Tweet
I suspect that 'miracle' products have been around since the dawn of mankind; ever since one human discovered how gullible some of his fellow men could be. The advance of human science and knowledge, far from putting an end to such scams, has served only to give more complex and credible pseudo-scientific 'explanations' as to how the products work.
One of these little miracles, which has been around in one form or another since the 1920s, is the fuel-line magnet. At its simplest, it involves attaching very small (and invariably very expensive!) magnets to the fuel line on a vehicle, which, it is claimed, improves fuel consumption. How? Well the latest explanation is that the magnets somehow 'align' the hydrocarbon molecules and make them burn better or more completely. It's bunkum, of course, and has been well-refuted on many occasions (here are two simple responses), including by the US Environmental Protection Agency, which has evaluated a number of specific products. The Advertising Standards Agency has also forced at least one company to withdraw the claims that they have made for their products.
The obvious question, of course, is if these devices work as well as their suppliers claim, why is there no motor vehicle manufacturer, anywhere in the world, which fits them as standard? Apparently, it's because there is a giant conspiracy between motor manufacturers and oil companies to suppress the introduction of devices which would reduce fuel consumption. And I suppose it's therefore equally obvious that motor manufacturers would sooner spend millions on research into new ways of meeting tighter environmental controls on fuel consumption than fit a 'tried and tested' device as standard. And the moon is made of blue cheese.

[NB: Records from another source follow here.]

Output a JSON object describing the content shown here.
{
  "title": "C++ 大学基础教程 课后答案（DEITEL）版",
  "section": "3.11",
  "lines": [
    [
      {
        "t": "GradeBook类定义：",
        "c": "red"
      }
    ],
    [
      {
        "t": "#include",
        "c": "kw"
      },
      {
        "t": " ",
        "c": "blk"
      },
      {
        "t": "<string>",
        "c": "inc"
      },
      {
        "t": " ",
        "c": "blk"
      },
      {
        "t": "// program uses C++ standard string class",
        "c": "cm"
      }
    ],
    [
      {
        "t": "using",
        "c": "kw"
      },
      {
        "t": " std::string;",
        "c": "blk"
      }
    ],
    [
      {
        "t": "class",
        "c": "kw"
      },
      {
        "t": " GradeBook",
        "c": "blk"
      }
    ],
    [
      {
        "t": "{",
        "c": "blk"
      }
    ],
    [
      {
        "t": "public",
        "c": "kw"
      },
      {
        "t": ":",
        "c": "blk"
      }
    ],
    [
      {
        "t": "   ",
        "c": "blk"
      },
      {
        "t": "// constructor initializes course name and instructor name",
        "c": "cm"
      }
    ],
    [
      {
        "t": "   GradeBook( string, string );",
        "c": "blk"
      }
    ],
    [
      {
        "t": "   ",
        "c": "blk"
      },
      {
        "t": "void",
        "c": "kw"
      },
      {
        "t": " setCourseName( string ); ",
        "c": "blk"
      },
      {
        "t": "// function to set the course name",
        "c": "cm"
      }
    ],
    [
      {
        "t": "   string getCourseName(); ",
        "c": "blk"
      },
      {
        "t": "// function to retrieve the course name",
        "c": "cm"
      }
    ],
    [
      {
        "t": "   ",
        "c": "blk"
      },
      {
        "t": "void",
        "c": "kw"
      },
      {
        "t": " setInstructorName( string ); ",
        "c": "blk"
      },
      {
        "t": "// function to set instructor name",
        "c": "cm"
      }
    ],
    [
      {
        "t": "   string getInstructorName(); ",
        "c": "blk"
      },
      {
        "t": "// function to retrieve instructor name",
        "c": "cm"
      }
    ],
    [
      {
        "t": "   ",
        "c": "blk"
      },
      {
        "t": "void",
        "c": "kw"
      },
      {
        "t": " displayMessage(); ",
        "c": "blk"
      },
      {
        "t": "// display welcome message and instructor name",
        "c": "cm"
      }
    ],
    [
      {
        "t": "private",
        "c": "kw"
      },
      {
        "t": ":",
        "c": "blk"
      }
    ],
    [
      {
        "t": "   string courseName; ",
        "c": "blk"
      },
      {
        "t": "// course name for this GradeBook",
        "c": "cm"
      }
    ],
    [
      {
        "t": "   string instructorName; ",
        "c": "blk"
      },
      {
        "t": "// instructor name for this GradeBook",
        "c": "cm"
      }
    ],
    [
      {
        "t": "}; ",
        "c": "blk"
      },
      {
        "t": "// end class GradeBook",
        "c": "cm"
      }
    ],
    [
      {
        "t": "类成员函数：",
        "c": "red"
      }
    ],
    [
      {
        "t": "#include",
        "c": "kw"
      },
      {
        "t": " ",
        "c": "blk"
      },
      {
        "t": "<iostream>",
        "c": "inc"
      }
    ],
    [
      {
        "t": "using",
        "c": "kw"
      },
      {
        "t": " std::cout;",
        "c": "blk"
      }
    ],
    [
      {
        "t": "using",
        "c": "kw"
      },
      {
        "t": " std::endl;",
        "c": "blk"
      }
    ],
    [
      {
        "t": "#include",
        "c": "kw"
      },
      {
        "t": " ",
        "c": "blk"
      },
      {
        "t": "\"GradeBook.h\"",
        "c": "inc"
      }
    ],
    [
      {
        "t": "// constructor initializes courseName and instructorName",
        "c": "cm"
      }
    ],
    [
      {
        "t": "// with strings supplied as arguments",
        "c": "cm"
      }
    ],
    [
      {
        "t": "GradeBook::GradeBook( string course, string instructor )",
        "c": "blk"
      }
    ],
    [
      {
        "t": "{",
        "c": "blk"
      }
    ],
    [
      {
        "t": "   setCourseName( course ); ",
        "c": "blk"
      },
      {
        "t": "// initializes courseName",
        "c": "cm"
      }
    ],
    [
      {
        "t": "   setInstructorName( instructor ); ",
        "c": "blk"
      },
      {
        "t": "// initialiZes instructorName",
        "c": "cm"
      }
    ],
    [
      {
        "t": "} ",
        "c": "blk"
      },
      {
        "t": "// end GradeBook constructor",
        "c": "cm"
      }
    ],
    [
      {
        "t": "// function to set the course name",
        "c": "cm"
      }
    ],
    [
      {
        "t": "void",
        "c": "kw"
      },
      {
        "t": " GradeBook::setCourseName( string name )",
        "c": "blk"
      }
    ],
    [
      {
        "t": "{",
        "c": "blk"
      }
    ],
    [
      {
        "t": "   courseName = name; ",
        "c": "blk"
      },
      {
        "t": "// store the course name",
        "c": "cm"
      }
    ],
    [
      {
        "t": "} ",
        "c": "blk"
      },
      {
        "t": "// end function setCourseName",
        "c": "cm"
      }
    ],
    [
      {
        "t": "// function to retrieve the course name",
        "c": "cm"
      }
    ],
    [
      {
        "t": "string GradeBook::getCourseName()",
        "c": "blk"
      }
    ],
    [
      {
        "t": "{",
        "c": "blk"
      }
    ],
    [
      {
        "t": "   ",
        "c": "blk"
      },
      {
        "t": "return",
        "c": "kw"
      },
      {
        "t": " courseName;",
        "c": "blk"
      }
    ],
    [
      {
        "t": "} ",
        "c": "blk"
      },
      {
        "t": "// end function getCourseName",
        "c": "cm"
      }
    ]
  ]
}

Companies selling this sort of device seem invariably to be of the 'network marketing' type, and Trading Standards Departments up and down the country are concerned about the validity of claims being made. Standard advice seems to be that the best way of saving money with these products is to keep it in your pocket.
One company selling these devices is called Magno-Flo, and I was somewhat surprised yesterday to discover that Carmarthenshire County Council have been trialling the product on 22 vehicles. (I'll bet that it wasn't a 'blind' trial, let alone a 'double-blind' trial. The placebo effect is an extremely powerful phenomenon.) So pleased are they with the outcome that the Policy and Resources Committee has decided to recommend them being fitted on more vehicles, 'where appropriate'. The county runs around 700 vehicles in its fleet, and at £300 a throw, that's a potential £210,000 of council tax-payers' money for 1400 very small magnets. Nice work if you can get it.
Better yet, the council has become the first (and so far only, as far as I can establish) public authority anywhere in the UK to give a formal endorsement of the product, which the company is using on its website. I wonder whether the department concerned has consulted with their colleagues in Trading Standards? Somehow, I doubt it.
The race is now on to see which local authority will be the first to endorse snake oil as the cure for all ills. Carmarthenshire County Council must start as an early favourite.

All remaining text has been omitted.